Plasma exchange and IVIG have both been shown to
be effective for the treatment of severe strep. triggered
OCD and tics, and there were some benefits with these
interventions. However, there were a number of side-effects
associated with these treatments, including nausea,
vomiting, headaches and dizziness. In addition, there is a
risk of infection with any invasive procedures such as
these. Thus, these treatments should be reserved for
severely ill patients, and administered by a qualified team
of health care professionals.
Antibiotics
have been the mainstay of PANDAS and PITAND treatment.
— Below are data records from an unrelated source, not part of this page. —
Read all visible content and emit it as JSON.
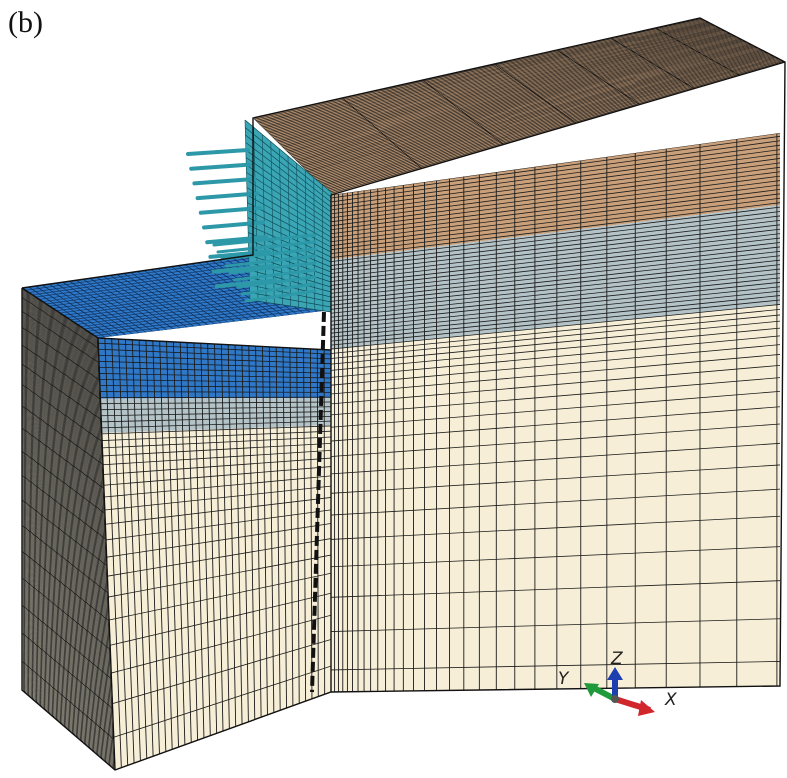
{
  "figure": {
    "panel_label": "(b)"
  },
  "axes_triad": {
    "x_label": "X",
    "y_label": "Y",
    "z_label": "Z",
    "x_color": "#d0262c",
    "y_color": "#1f9a3a",
    "z_color": "#1f3fb0"
  },
  "colors": {
    "fill_layer": "#c9a07a",
    "clay_layer": "#b4c3c7",
    "sand_layer": "#f6eed6",
    "excavated_top": "#2f78c8",
    "excavation_wall": "#3aa6b5",
    "anchors": "#2d98a8",
    "mesh_line": "#1b1b1b",
    "side_face": "#d9d2bd"
  }
}
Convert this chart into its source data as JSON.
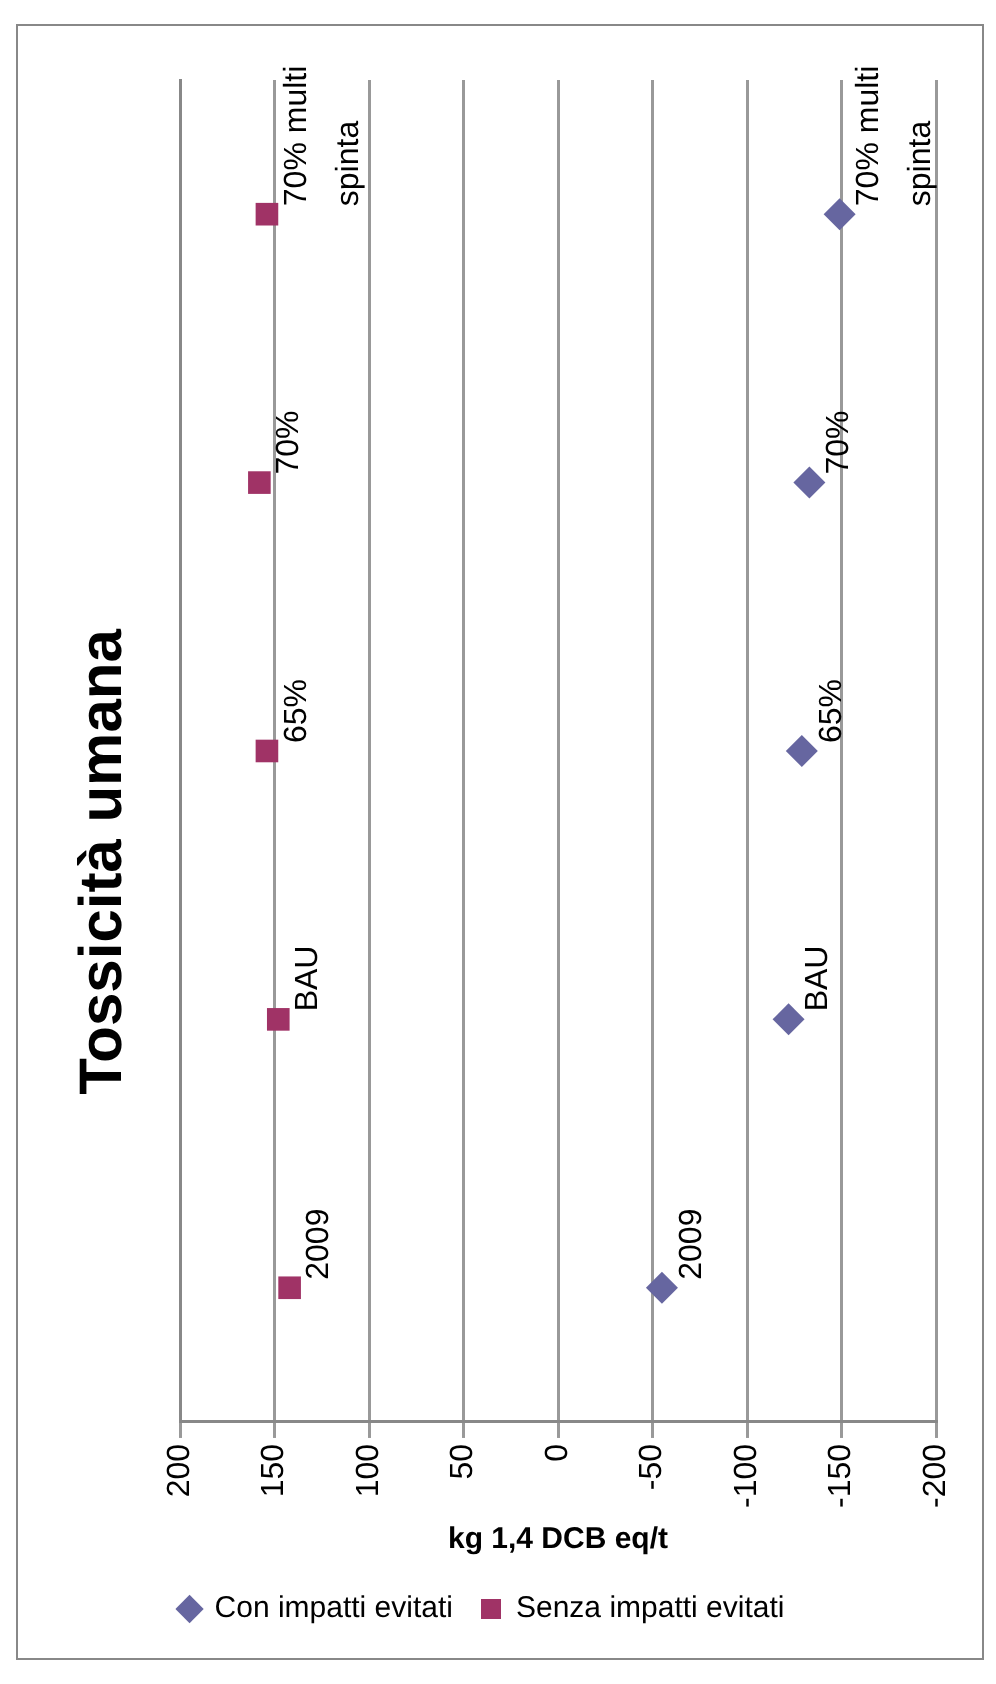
{
  "chart_data": {
    "type": "scatter",
    "title": "Tossicità umana",
    "xlabel": "kg 1,4 DCB eq/t",
    "orientation": "horizontal",
    "categories": [
      null,
      null,
      null,
      null,
      null
    ],
    "series": [
      {
        "name": "Con impatti evitati",
        "color": "#6666a0",
        "marker": "diamond",
        "values": [
          -149,
          -133,
          -129,
          -122,
          -55
        ]
      },
      {
        "name": "Senza impatti evitati",
        "color": "#a03366",
        "marker": "square",
        "values": [
          154,
          158,
          154,
          148,
          142
        ]
      }
    ],
    "annotations": [
      "70% multi spinta",
      "70%",
      "65%",
      "BAU",
      "2009",
      "70% multi spinta",
      "70%",
      "65%",
      "BAU",
      "2009"
    ],
    "xlim": [
      200,
      -200
    ],
    "xticks": [
      200,
      150,
      100,
      50,
      0,
      -50,
      -100,
      -150,
      -200
    ],
    "grid": "x",
    "legend": "bottom",
    "tick_labels": "x"
  }
}
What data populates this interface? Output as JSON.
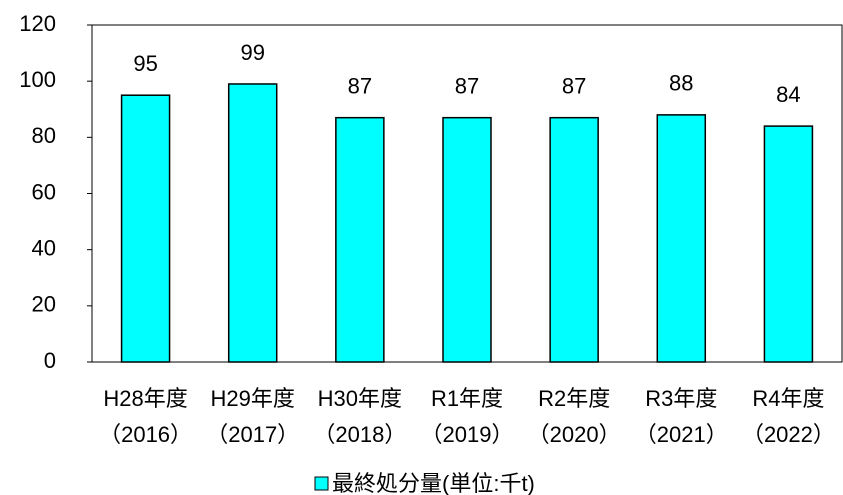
{
  "chart_data": {
    "type": "bar",
    "categories": [
      "H28年度\n（2016）",
      "H29年度\n（2017）",
      "H30年度\n（2018）",
      "R1年度\n（2019）",
      "R2年度\n（2020）",
      "R3年度\n（2021）",
      "R4年度\n（2022）"
    ],
    "series": [
      {
        "name": "最終処分量(単位:千t)",
        "color": "#00ffff",
        "values": [
          95,
          99,
          87,
          87,
          87,
          88,
          84
        ]
      }
    ],
    "ylim": [
      0,
      120
    ],
    "yticks": [
      0,
      20,
      40,
      60,
      80,
      100,
      120
    ],
    "legend": "bottom"
  }
}
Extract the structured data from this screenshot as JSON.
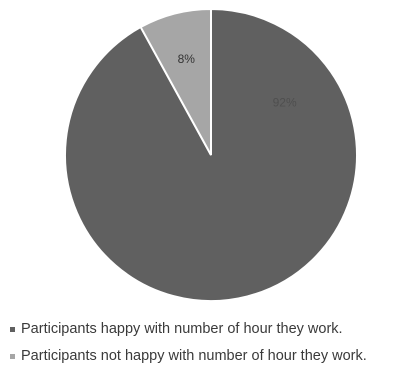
{
  "chart_data": {
    "type": "pie",
    "title": "",
    "categories": [
      "Participants happy with number of hour they work.",
      "Participants not happy with number of hour they work."
    ],
    "values": [
      92,
      8
    ],
    "labels": [
      "92%",
      "8%"
    ],
    "colors": [
      "#606060",
      "#a6a6a6"
    ],
    "label_colors": [
      "#4f4f4f",
      "#333333"
    ],
    "slice_border": "#ffffff",
    "legend_position": "bottom",
    "start": "12 o'clock",
    "direction": "clockwise"
  },
  "legend": {
    "items": [
      "Participants happy with number of hour they work.",
      "Participants not happy with number of hour they work."
    ]
  }
}
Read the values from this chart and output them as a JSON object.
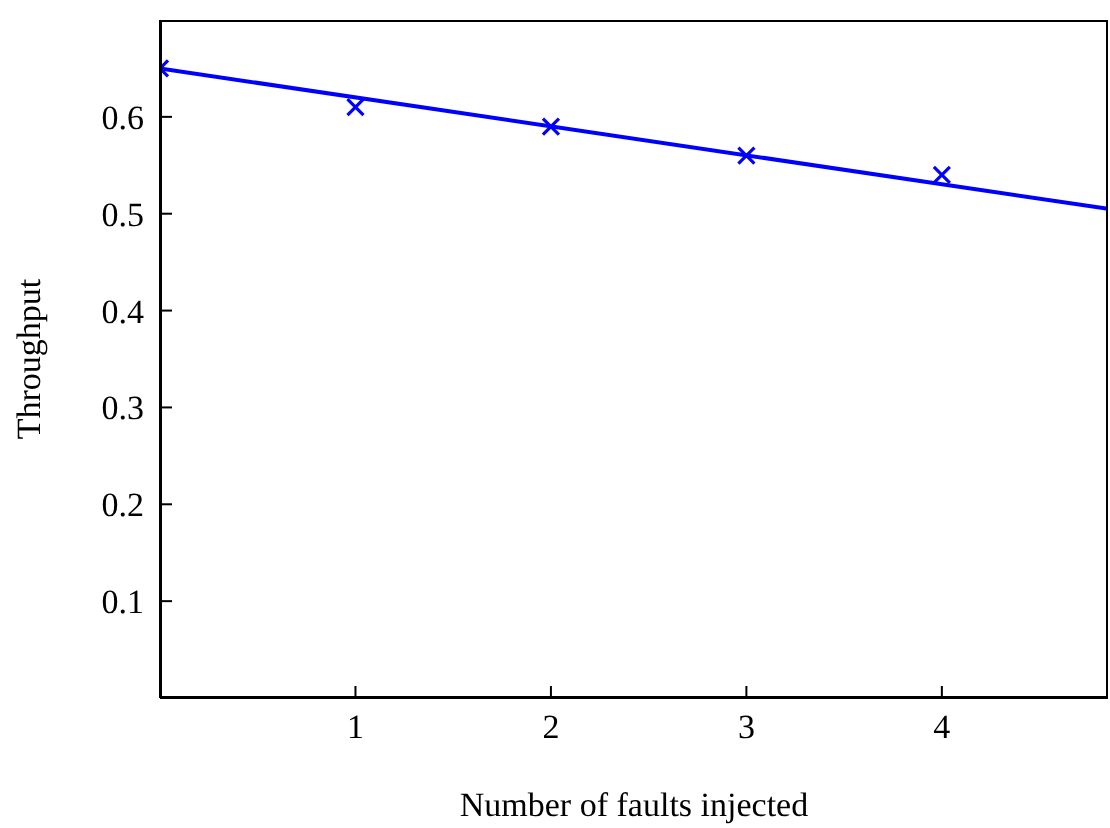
{
  "chart_data": {
    "type": "scatter",
    "xlabel": "Number of faults injected",
    "ylabel": "Throughput",
    "xlim": [
      0,
      4.85
    ],
    "ylim": [
      0,
      0.7
    ],
    "xticks": [
      1,
      2,
      3,
      4
    ],
    "yticks": [
      0.1,
      0.2,
      0.3,
      0.4,
      0.5,
      0.6
    ],
    "grid": false,
    "series": [
      {
        "color": "#0000ff",
        "marker": "cross",
        "x": [
          0,
          1,
          2,
          3,
          4
        ],
        "values": [
          0.65,
          0.61,
          0.59,
          0.56,
          0.54
        ]
      },
      {
        "type": "line",
        "color": "#0000ff",
        "marker": "none",
        "line_style": "solid",
        "x": [
          0,
          4.85
        ],
        "values": [
          0.65,
          0.505
        ]
      }
    ]
  }
}
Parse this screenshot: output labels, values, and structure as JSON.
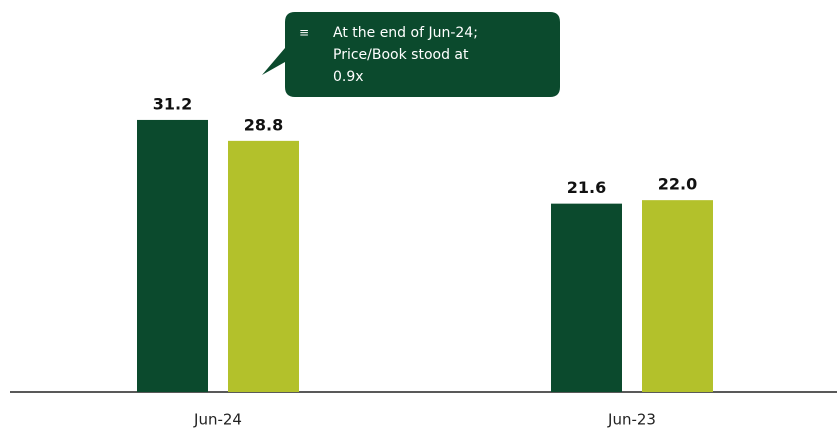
{
  "chart_data": {
    "type": "bar",
    "categories": [
      "Jun-24",
      "Jun-23"
    ],
    "series": [
      {
        "color": "#0b4a2d",
        "values": [
          31.2,
          21.6
        ]
      },
      {
        "color": "#b3c12b",
        "values": [
          28.8,
          22
        ],
        "value_labels": [
          "28.8",
          "22.0"
        ]
      }
    ],
    "ylim": [
      0,
      40
    ],
    "annotation": {
      "icon": "≡",
      "lines": [
        "At the end of Jun-24;",
        "Price/Book stood at",
        "0.9x"
      ]
    }
  }
}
Unfortunately, patients with pronounced behavioral symptoms
(severe separation anxiety, i.e.) are less likely to be
relieved of all of their symptoms following the use of
antibiotics.
Penicillin and other antibiotics kill streptococcus and
other types of bacteria. The antibiotics may treat the sore
throat or pharyngitis caused by the Strep by getting rid of
the bacteria. However, in PANDAS, antibodies produced by
the body in response to the infection are the cause of the
problem, not the bacteria themselves. Therefore one could
not expect antibiotics such as penicillin to treat the
symptoms of PANDAS
and PITAND.
At this time, there is not enough evidence to recommend the
long-term use of antibiotics (5)
Until their usefulness is determined, antibiotics should
NOT be used as long-term treatment for OCD and tics. It
is even more questionable for Autism.
It is well known that even short-term usage of antibiotics
can trigger many severe health problems including allergy,
asthma, eczema, diabetes, etc. In our practice, we have one
boy who developed autism after aggressive antibiotic
treatment of his earache considered by his paediatrician as
an infection.
Concerns have been raised that PANDAS may be overdiagnosed,
as nearly a third of patients diagnosed with PANDAS by
community physicians did not meet the criteria when examined
by specialists, suggesting that a diagnosis of PANDAS is
sometimes conferred by community physicians without
scientific evidence (6).
The
result of an initial study with 37 children found no effect
of antibiotic treatment on infection rate,
obsessive-compulsive symptoms or tic symptom severity (7)
The methods in the
latter study have been criticized (8).
Again, real PANDAS is very
rare. In one pediatric practice, among 4000 children
with streptococcal infection seen over a 3-year period, only
12 (0.3%) had PANDAS (9).
How can it be that most
autistic children (1 in 150 American children) get this rare
entity and are recommended long-term antibiotic treatment
for Strep without ever having had an infection in their
lives?
From our point of view, the
infectious agent may be a trigger for Autism in susceptible
individuals. This agent (mycoplasma, mycobacteria
tuberculosis, borrelia, etc) should be carefully identified,
and only then should the appropriate treatment for it be
applied. All children should be tested for parasitic
infestation, including exotic protozoa and fungi. The
treatment should be highly individualized and carried out
with care.
REFERENCES:
1-Garvey
MA, Perlmutter SJ, Allen AJ, et al. A pilot study of
penicillin prophylaxis for neuropsychiatric exacerbations
triggered by streptococcal infections. Biol Psychiatry.
1999;45:1564-1571.
2-Murphy ML, Pichichero ME.
Prospective identification and treatment of children with
PANDAS. Arch Pediatr Adolesc Med. 2002;156:356-361
3-
W.A. Brown, MD, PANDAS: Nonexistent or Simply Rare?
4-Singer HS et al,
Neurology, 2005 Dec 13;65(11):1701-7.)
5-http://intramural.nimh.nih.gov/pdn/web.htm.
6-
Moyer, Pa.
PANDAS May Be Overdiagnosed, Contributing to Overuse of
Antibiotics. Medscape Medical News, AACAP
53rd Annual meeting: Abstract C21.
Oct,
2006.)
7-
Garvey M, et al, A pilot
study of penicillin prophylaxis for neuropsychiatric
exacerbations triggered by streptococcal infections. Biol
Psychiatry 1999, 45 (12): 1564-71).
8-
Gilbert D, Gerber M (2005). "Regarding "antibiotic
prophylaxis with azithromycin or penicillin for
childhood-onset neuropsychiatric disorders"".
Biol
Psychiatry
58 (11): 916).
9- Perlmutter SJ,
Leitman SF, Garvey MA, et al. Therapeutic plasma exchange
and IVIG for obsessive-compulsive disorder and tic disorders
in childhood. Lancet. 1999;354:1153-1158).